When Strixhaven: A Curriculum of Chaos hits shelves on November 16, it will be missing any trace of the shared subclasses seen in a recent Unearthed Arcana playtest. Fans apparently had a very strong reaction to the idea of subclasses that can be used by multiple different classes.
Wizards released the UA preview of Strixhaven in early June, including subclasses dedicated to magic school’s five colleges. Different spellcasting classes could follow a college and gain subclass features based on its theme. A wizard and bard would see slight differences in their features when picking the same college, but the overall theme remained the same. When D&D lead Jeremy Crawford looked at the feedback, he found that players didn’t respond well to how Strixhaven specific it all was.

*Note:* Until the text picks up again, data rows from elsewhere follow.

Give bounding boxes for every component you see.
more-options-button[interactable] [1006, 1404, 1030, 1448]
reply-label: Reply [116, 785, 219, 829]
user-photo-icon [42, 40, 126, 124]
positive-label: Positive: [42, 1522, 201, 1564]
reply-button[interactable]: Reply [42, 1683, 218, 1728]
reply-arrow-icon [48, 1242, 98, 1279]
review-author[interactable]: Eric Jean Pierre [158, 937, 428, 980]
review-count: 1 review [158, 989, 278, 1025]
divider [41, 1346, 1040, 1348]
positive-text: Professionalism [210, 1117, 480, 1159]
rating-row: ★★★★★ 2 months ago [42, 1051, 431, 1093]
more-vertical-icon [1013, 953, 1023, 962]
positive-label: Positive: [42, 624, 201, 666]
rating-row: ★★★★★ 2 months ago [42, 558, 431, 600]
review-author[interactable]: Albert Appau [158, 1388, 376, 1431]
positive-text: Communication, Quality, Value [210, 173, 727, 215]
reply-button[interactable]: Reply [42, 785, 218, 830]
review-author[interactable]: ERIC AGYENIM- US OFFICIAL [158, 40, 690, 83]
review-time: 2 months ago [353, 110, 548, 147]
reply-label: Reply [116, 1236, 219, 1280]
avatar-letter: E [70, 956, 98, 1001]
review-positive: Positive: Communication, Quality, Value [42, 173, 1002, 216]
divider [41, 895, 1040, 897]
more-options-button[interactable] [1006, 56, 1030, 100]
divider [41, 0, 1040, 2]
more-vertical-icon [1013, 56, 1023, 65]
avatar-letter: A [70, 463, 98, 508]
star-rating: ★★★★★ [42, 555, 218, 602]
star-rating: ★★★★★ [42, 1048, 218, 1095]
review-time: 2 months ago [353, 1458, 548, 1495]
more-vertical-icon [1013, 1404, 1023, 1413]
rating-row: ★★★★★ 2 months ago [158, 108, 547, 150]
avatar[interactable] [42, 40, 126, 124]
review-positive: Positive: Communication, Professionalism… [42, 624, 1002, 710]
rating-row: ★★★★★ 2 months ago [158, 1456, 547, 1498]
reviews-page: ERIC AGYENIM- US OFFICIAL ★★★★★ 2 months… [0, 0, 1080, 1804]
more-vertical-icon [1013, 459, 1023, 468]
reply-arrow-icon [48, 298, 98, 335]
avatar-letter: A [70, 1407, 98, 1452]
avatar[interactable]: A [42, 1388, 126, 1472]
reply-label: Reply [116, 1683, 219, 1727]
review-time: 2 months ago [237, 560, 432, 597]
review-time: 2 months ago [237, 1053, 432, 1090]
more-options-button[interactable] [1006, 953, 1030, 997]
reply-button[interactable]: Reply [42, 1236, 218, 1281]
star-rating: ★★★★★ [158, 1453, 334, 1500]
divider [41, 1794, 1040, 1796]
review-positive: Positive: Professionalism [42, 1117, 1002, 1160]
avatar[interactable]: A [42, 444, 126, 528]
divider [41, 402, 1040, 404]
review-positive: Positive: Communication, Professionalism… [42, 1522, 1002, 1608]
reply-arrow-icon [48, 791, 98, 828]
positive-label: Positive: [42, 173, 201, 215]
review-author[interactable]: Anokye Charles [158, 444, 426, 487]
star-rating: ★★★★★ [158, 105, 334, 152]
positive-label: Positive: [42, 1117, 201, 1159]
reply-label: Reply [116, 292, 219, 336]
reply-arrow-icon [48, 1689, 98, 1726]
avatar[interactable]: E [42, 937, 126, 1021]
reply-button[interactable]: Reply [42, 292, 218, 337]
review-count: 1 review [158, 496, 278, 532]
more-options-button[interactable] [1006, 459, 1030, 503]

During a D&D Live press event, Crawford said that the overwhelming negative reaction told designers two things: One, that players want “subclasses that speak to the distinctiveness of a class.” Two, “5e fans want subclasses to be universal to settings.” Surveys showed that Strixhaven failed on both of these counts by making classes share a limited pool of subclass abilities based on very specific lore. As such, the Dungeons & Dragons design team is nixing the idea for the time being.

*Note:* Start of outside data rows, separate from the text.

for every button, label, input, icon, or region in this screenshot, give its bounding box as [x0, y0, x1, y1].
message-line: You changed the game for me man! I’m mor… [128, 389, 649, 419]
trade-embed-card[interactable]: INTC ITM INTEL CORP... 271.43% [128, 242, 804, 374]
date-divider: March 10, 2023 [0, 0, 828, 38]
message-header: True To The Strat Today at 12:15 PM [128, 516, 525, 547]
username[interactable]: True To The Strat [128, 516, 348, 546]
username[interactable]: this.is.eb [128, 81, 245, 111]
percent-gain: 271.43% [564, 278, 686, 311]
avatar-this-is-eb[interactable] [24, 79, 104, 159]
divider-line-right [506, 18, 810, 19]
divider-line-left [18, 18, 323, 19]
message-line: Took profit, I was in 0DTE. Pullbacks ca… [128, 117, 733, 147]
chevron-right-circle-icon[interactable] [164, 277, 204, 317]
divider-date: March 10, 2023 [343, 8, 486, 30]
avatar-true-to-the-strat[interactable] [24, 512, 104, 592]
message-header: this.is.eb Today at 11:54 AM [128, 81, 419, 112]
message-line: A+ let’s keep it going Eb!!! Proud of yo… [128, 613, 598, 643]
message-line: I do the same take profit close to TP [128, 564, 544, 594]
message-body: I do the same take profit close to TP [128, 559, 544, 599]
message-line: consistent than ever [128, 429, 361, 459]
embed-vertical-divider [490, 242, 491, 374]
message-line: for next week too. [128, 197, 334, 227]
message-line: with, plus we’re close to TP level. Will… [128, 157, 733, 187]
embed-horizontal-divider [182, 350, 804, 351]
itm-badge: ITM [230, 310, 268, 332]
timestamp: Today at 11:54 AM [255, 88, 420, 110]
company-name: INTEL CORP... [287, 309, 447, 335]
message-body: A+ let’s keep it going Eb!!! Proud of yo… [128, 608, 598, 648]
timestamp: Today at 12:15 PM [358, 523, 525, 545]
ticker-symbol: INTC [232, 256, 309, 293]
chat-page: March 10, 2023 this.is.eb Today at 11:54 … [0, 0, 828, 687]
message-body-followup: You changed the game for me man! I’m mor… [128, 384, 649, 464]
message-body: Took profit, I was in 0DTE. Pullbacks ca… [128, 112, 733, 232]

Crawford did not share what will replace the shared subclasses, but did assure fans that the team has backup plans for when planned content gets scrapped in playtest. He did mention that by not going in this direction, Strixhaven opens up to content aimed at non-casters.
The college of Strixhaven itself will be designed in such a way that it can be used in any setting. New backgrounds and feats will be given for creating student characters of all classes as Strixhaven is dedicated to the study of magic, not just training wizards Harry Potter style. Four chapters of the book will be dedicated to adventures–one for each academic year. Players can use them piecemeal or combine them into a level 1-10 campaign.